Others, he would drink in a mixture that served an all together different purpose. Long ago, his grandmother had practiced seidhr to peer into her son’s future, just as Odin once had. 

Seidhr was the realm of women and ergi. So, Bjorn had never told another soul about the nights he’d tried the same laid out on the cool grass in the forest, catching glimpses in the ebbing and flowing in the skies. 

As Bjorn leaned back, his eyes lowered down Askeladd's abdomen to where his trousers hung low at his hips. When he looked up, Askeladd was watching him, his blue eyes narrowing with curiosity. 
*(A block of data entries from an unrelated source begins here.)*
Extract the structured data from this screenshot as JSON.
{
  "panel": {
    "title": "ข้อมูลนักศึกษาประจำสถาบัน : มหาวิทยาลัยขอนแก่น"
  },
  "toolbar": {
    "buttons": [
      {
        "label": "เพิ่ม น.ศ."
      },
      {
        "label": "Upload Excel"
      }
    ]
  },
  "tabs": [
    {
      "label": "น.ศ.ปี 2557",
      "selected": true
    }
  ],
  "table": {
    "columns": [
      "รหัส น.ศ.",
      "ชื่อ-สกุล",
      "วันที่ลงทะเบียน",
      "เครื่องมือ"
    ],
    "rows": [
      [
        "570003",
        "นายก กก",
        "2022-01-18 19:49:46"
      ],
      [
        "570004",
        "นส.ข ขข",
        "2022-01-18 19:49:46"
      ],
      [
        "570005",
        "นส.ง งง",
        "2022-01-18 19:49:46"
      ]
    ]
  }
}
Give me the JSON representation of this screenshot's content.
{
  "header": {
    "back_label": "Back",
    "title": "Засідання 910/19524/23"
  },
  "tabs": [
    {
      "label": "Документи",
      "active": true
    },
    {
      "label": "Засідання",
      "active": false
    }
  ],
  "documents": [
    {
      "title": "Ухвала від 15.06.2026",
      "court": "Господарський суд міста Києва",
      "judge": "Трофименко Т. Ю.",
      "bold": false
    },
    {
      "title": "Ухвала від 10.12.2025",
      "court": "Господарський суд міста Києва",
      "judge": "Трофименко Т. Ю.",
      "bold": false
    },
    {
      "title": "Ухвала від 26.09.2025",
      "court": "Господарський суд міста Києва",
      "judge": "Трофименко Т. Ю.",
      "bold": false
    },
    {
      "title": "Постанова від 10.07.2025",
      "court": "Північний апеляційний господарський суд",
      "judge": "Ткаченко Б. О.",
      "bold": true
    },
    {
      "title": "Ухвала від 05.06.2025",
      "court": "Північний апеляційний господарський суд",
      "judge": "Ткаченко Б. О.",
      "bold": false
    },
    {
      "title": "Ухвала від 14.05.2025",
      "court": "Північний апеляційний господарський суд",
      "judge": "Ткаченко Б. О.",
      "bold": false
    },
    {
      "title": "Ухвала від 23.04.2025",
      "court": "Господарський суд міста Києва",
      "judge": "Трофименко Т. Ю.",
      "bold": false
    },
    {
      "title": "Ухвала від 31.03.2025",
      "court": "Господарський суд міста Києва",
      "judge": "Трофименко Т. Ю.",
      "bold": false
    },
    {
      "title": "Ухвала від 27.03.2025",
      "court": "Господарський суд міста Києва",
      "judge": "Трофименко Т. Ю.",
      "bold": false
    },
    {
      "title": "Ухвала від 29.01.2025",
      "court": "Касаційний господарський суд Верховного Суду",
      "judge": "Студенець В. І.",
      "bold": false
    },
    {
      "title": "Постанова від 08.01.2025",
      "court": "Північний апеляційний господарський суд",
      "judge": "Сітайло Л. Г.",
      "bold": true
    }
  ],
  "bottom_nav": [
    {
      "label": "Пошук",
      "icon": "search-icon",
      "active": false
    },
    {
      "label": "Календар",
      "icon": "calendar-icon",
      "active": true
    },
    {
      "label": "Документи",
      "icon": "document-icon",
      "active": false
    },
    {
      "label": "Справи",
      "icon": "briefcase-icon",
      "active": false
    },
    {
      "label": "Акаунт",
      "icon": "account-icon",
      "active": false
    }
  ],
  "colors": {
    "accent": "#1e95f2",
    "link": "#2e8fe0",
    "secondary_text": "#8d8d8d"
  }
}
“So, what does it feel like?” 

Bjorn froze, swallowing hard. “…What?”

"The frenzy,”

“Oh.” Bjorn’s eyes lowered to his hands, where the bruises and scabs on his knuckles had started to heal from their last battle. “It’s like…my body becomes a vessel for something powerful. Something great,” 

“Great?” Askeladd raised his brows, letting out a scoff. “…To be a vessel of mindless violence,”

“Of instinct,” Bjorn asserted but Askeladd didn’t seem convinced. He looked back down into his horn of wine, swirling it around for a moment. 

“And do you aspire for some kind of greatness, Bjorn?”

“What do you mean?”

Askeladd fell quiet for a moment as if considering the question himself before he let out a scoff. 

“I’ve been looking to appoint a new second in command for the season ahead,” He announced. “What say you?”

Bjorn blinked at him, a flush rushing to the sides of his face. He nodded before he replied, more firmly. 

“Yes,”

Askeladd clapped an affirmative hand on his shoulder and rose from his chair abruptly, assessing Bjorn’s handiwork by the firelight.

Bjorn’s attention was drawn to him. His gaze trailed across his broad well formed shoulders and arms, down the defined line of his spine and lower, where his trousers hung loose and low.

Bjorn poured himself another drink and downed it, gathering courage for the mindless and foolish steps he would take next. 

He poured Askeladd another drink and joined his side by the fire, handing it to him.  

Askeladd smiled and took it slowly from him, a curious heaviness in his gaze as their fingers touched. They both finished their drink in heavy silence, the fire crackling and the air humid. The thump of his heart was so loud, he was sure he could hear it. 

“What you said before. About greatness,” Bjorn went on, words tumbling out before he could stop them. “If anyone could lead us there-” 

Askeladd took a step toward him before he could finish his sentence, bringing his hand to rest upon Bjorn’s shoulder. The look in his blue eyes pulled him in like a riptide; he was unable to pull away from it.

"Would you follow me, wherever I lead?” 

“Yes,”

“You would pledge it,"

Bjorn swallowed, his mouth dry. "Yes,"

Askeladd's eyes narrowed. "Why?"

Bjorn's mouth and closed, struggling to focus as Askeladd's hand moved to his chest. He held Bjorn's gaze, travelling slowly down his abdomen.

A small voice warned him that, perhaps, this was some kind of test. A ruse to reveal his shame. Expose what his sharp intuition had no doubt seen in him before it had became obvious this night.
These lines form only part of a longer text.